La nave della Costa Crociere, la Concordia, comandata da Francesco Schettino, dopo aver speronato uno scoglio sommerso per fare l cosiddetto “inchino”, si ferma contro la scogliera antistante il porto dell’isola del Giglio. Nell’urto con lo scoglio contro il quale la nave si fermerà per sempre, si inclina di diversi gradi ed è in quel momento che la maggior parte delle 32 vittime perde la vita.

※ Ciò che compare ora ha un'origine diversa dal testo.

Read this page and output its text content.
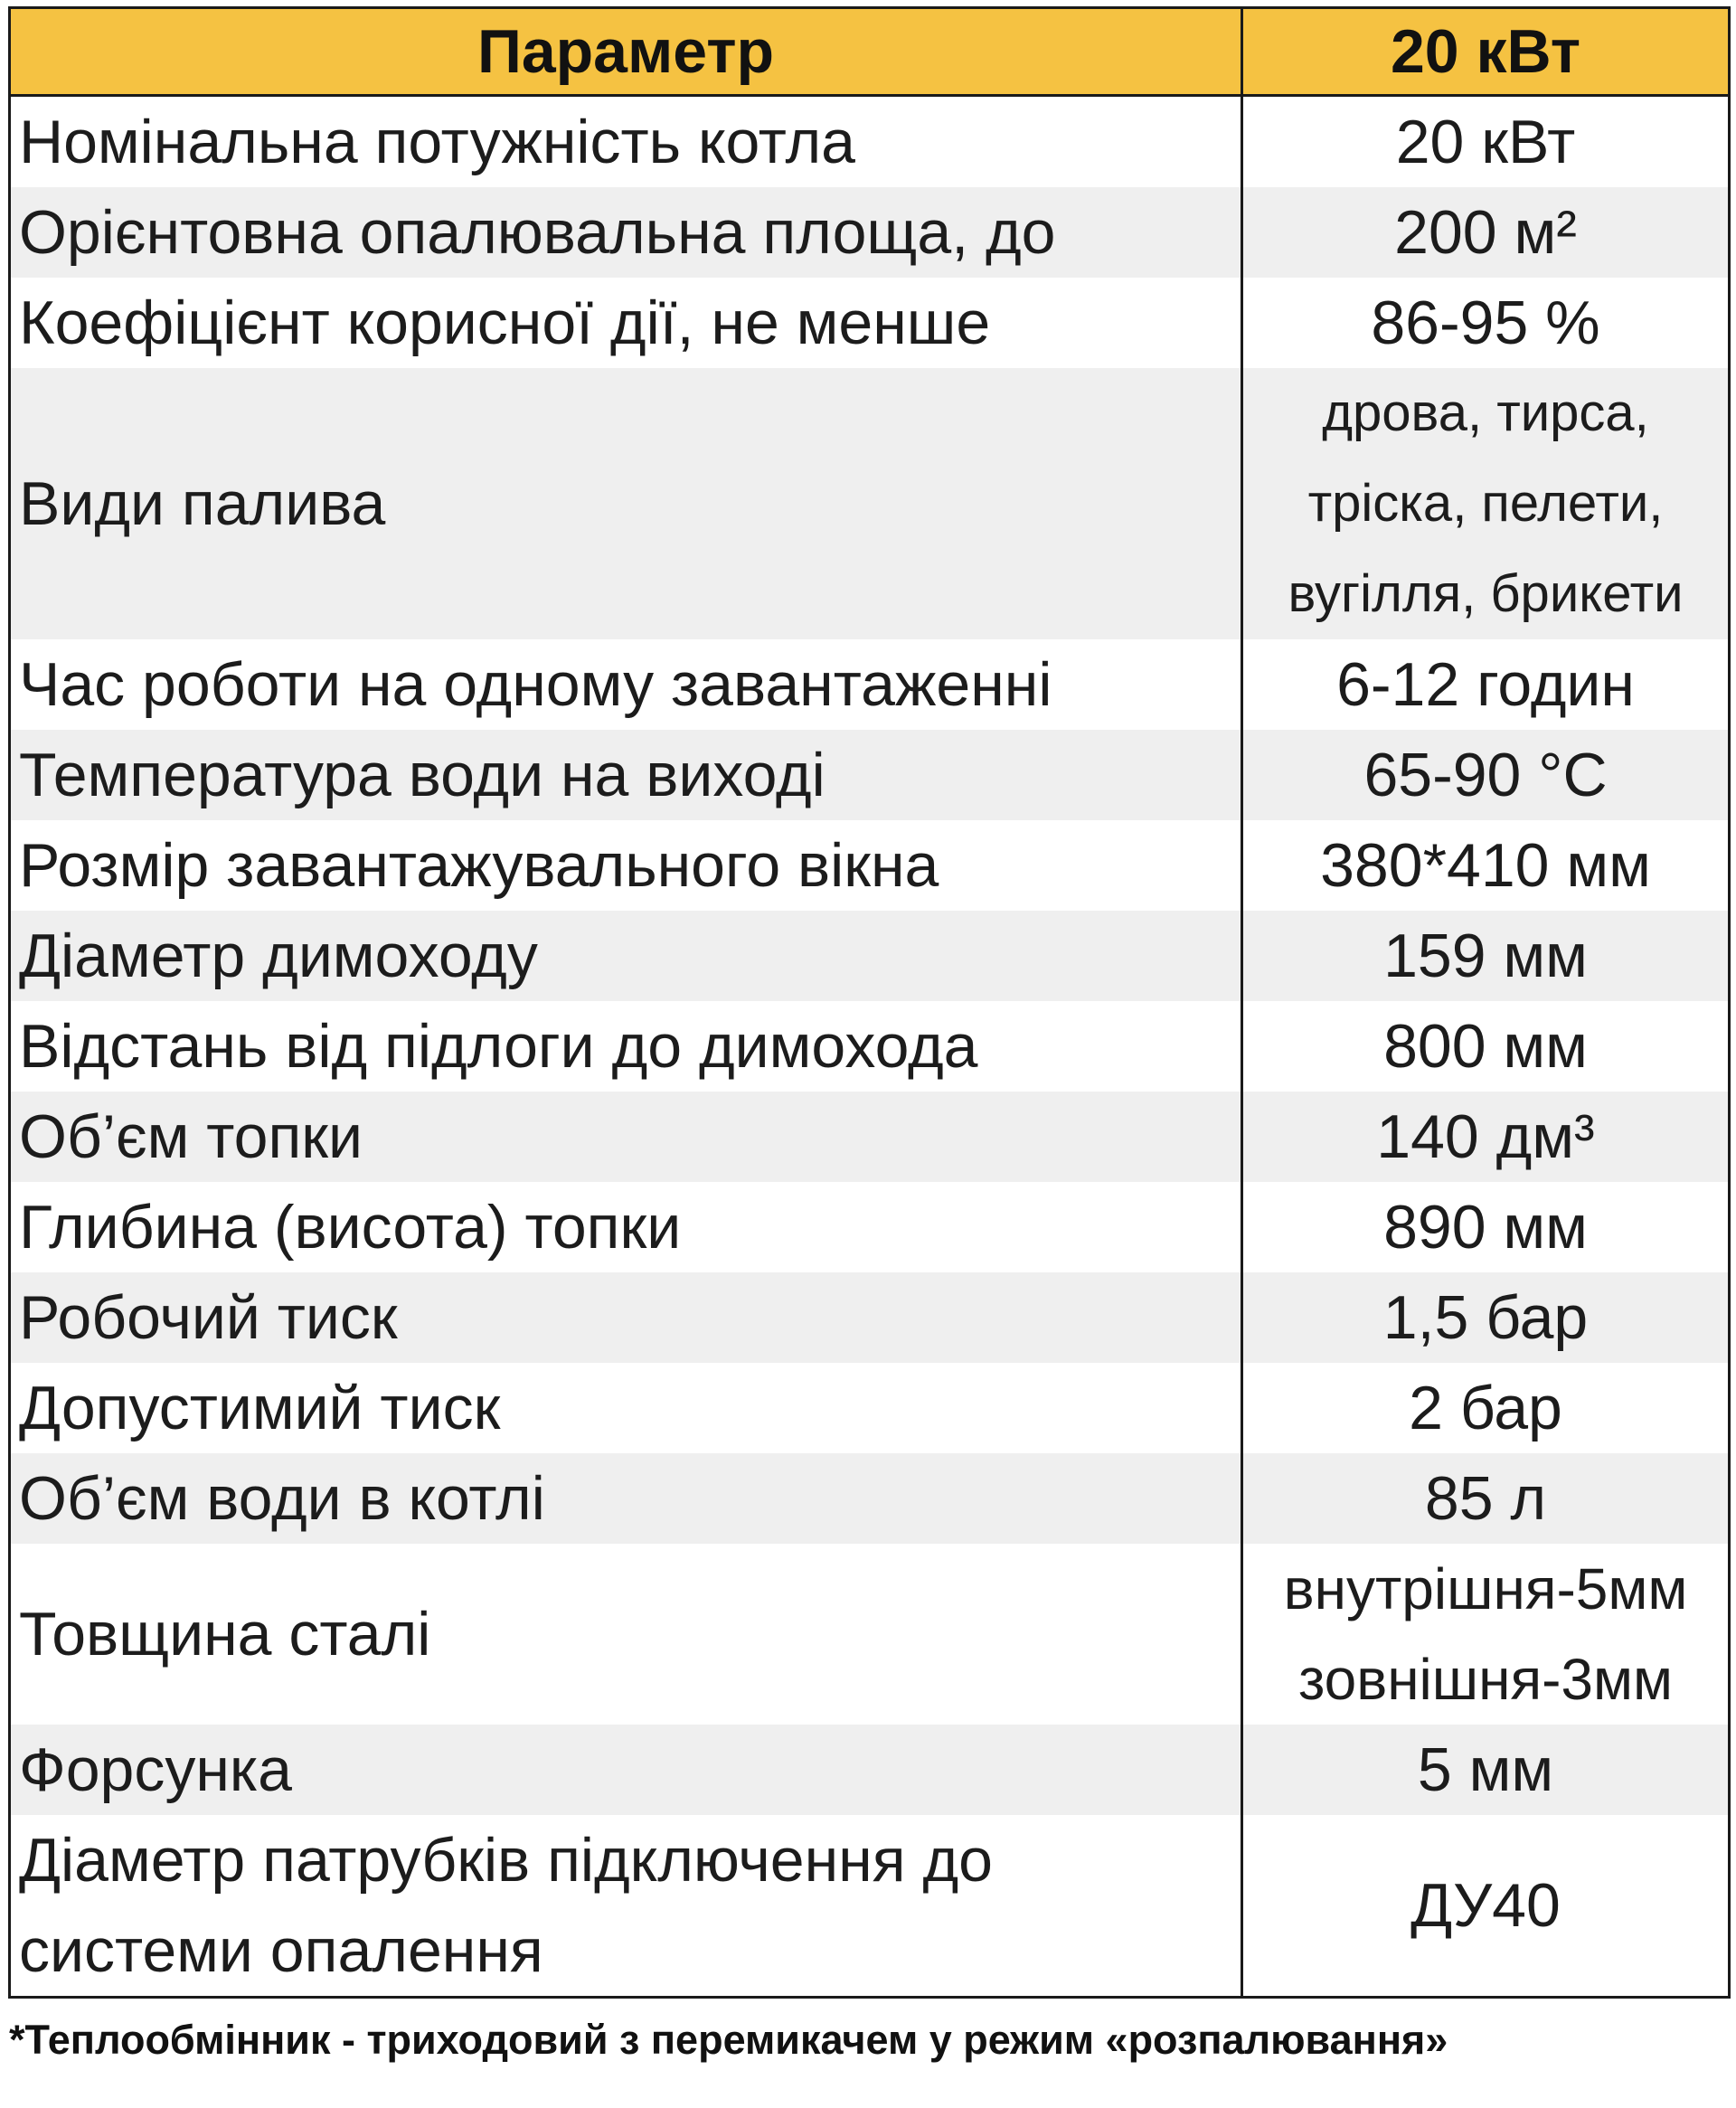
Параметр	20 кВт
Номінальна потужність котла	20 кВт
Орієнтовна опалювальна площа, до	200 м²
Коефіцієнт корисної дії, не менше	86-95 %
Види палива	дрова, тирса,
тріска, пелети,
вугілля, брикети

Час роботи на одному завантаженні	6-12 годин
Температура води на виході	65-90 °C
Розмір завантажувального вікна	380*410 мм
Діаметр димоходу	159 мм
Відстань від підлоги до димохода	800 мм
Об’єм топки	140 дм³
Глибина (висота) топки	890 мм
Робочий тиск	1,5 бар
Допустимий тиск	2 бар
Об’єм води в котлі	85 л
Товщина сталі	внутрішня-5мм
зовнішня-3мм

Форсунка	5 мм

Діаметр патрубків підключення до
системи опалення	ДУ40
*Теплообмінник - триходовий з перемикачем у режим «розпалювання»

E’ caos, ordini contrastanti a bordo della nave seminano il panico. Il comandante, che per quel gesto diventerà simbolo stesso della vigliaccheria, fugge e si mette in salvo per primo e, nonostante la telefonata con il comandante De Falco della Capitaneria di Porto che gli intima di ritornare a bordo per coordinare le operazioni di evacuazione della nave, rimane a terra, al sicuro.
Ieri, in processione, gli abitanti del Giglio e coloro che sono arrivati da fuori, sono scesi lungo le strade dell’isola per ricordare tutto questo.
Quel naufragio ha cambiato la vita degli isolani che per anni hanno convissuto con il relitto del gigante di acciaio che spettava che si compisse una delle operazioni di recupero più difficili di sempre.
Su quell’isola rimane il ricordo delle 32 persone che non ce l’hanno fatta, uomini e donne innocenti che per colpa della superficialità e arroganza di un uomo che oggi, fortunatamente, è stato messo fuori dalla società e non è più in grado di nuocere a nessuno, hanno perso la vita.
Su quest’isola, quella notte, è rimasta anche la reputazione di una marineria, quella italiana, piena di esempi di professionalità e coraggio, che però, per colpa di uno e uno soltanto, si è macchiata d’infamia.